Mexican regulators ban showing president’s full conferences

MEXICO CITY (AP) — Mexico’s election regulatory agency announced Tuesday it will ban media outlets from transmitting at full length President Andrés Manuel López Obrador’s daily morning news conferences.

The temporary ban is aimed at ensuring equity in the country’s June congressional and state elections, after opposition parties complained that López Obrador uses the conferences to tout his public works projects and criticize opponents.

The campaigns, and the ban, start April 4. The hours-long, free-wheeling press conferences have become staple viewing for many Mexicans.

Under rules announced by the head of the Federal Electoral Institute, TV stations won’t be able to broadcast them live, without interruption, but can use excerpts until the June 6 vote is over. It was unclear if the ban applied to social media, where the conferences are also aired in their entirety.

Media ad purchases and air time are strictly regulated under Mexican electoral law.

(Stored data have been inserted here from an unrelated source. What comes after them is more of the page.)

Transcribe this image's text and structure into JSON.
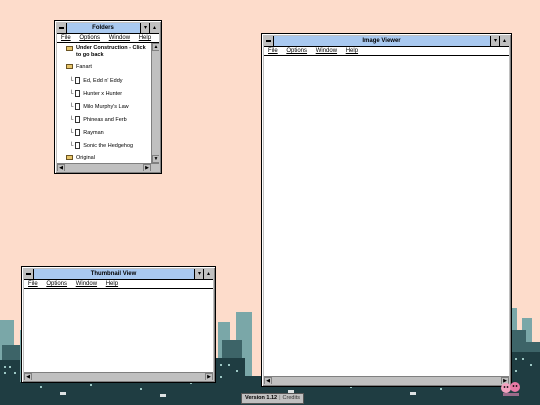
{
  "folders_window": {
    "title": "Folders",
    "menu": [
      "File",
      "Options",
      "Window",
      "Help"
    ],
    "items": [
      {
        "kind": "folder",
        "label": "Under Construction - Click to go back",
        "bold": true
      },
      {
        "kind": "folder",
        "label": "Fanart"
      },
      {
        "kind": "file",
        "label": "Ed, Edd n' Eddy"
      },
      {
        "kind": "file",
        "label": "Hunter x Hunter"
      },
      {
        "kind": "file",
        "label": "Milo Murphy's Law"
      },
      {
        "kind": "file",
        "label": "Phineas and Ferb"
      },
      {
        "kind": "file",
        "label": "Rayman"
      },
      {
        "kind": "file",
        "label": "Sonic the Hedgehog"
      },
      {
        "kind": "folder",
        "label": "Original"
      }
    ]
  },
  "image_viewer_window": {
    "title": "Image Viewer",
    "menu": [
      "File",
      "Options",
      "Window",
      "Help"
    ]
  },
  "thumbnail_window": {
    "title": "Thumbnail View",
    "menu": [
      "File",
      "Options",
      "Window",
      "Help"
    ]
  },
  "status_bar": {
    "version": "Version 1.12",
    "separator": "|",
    "credits": "Credits"
  },
  "colors": {
    "background": "#fddccb",
    "titlebar": "#a9c9f0",
    "city_dark": "#1f3d42",
    "city_mid": "#3d6468"
  }
}
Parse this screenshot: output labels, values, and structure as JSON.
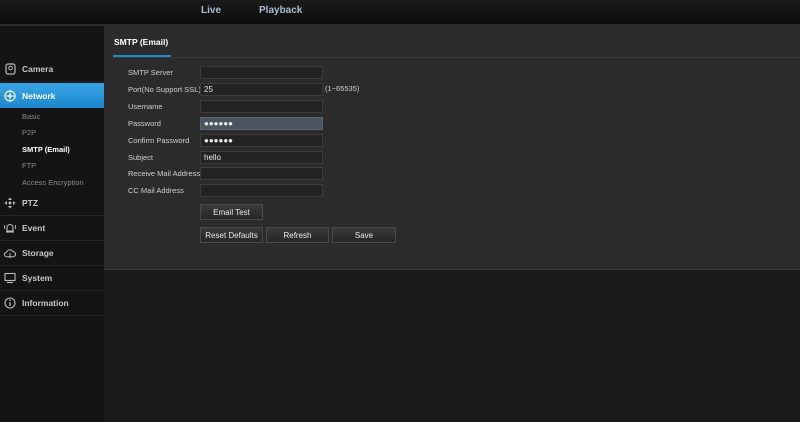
{
  "topnav": {
    "live": "Live",
    "playback": "Playback"
  },
  "sidebar": {
    "sections": {
      "camera": "Camera",
      "network": "Network",
      "ptz": "PTZ",
      "event": "Event",
      "storage": "Storage",
      "system": "System",
      "information": "Information"
    },
    "network_items": [
      "Basic",
      "P2P",
      "SMTP (Email)",
      "FTP",
      "Access Encryption"
    ],
    "active_item": "SMTP (Email)"
  },
  "panel": {
    "tab_title": "SMTP (Email)",
    "fields": {
      "smtp_server": {
        "label": "SMTP Server",
        "value": ""
      },
      "port": {
        "label": "Port(No Support SSL)",
        "value": "25",
        "hint": "(1~65535)"
      },
      "username": {
        "label": "Username",
        "value": ""
      },
      "password": {
        "label": "Password",
        "value": "●●●●●●"
      },
      "confirm_password": {
        "label": "Confirm Password",
        "value": "●●●●●●"
      },
      "subject": {
        "label": "Subject",
        "value": "hello"
      },
      "receive_mail": {
        "label": "Receive Mail Address",
        "value": ""
      },
      "cc_mail": {
        "label": "CC Mail Address",
        "value": ""
      }
    },
    "buttons": {
      "email_test": "Email Test",
      "reset_defaults": "Reset Defaults",
      "refresh": "Refresh",
      "save": "Save"
    }
  },
  "colors": {
    "accent": "#1e88cc",
    "panel_bg": "#2b2b2b",
    "page_bg": "#1b1b1b"
  }
}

The decision by the independent electoral institute sets up a likely conflict with López Obrador, who has cast doubt in the past on the usefulness of autonomous regulatory agencies, which he calls wasteful and unnecessary.

Earlier Tuesday, before the rules were entirely clear, López Obrador railed against any ban.

“Now that censorship is in style internationally, they want to silence us,” López Obrador said at his morning news conference, in apparent reference to decisions by Twitter and Facebook to suspend the accounts of U.S. President Donald Trump.

The Mexican president, who has had friendly relations with Trump, heatedly criticized those moves.

“How can they take away our right to freedom of expression … how can they take away the people’s right to information?” López Obrador said, vowing to “go to court if there is a ban, because it would be an act of censorship, an offense, an attack on freedom.”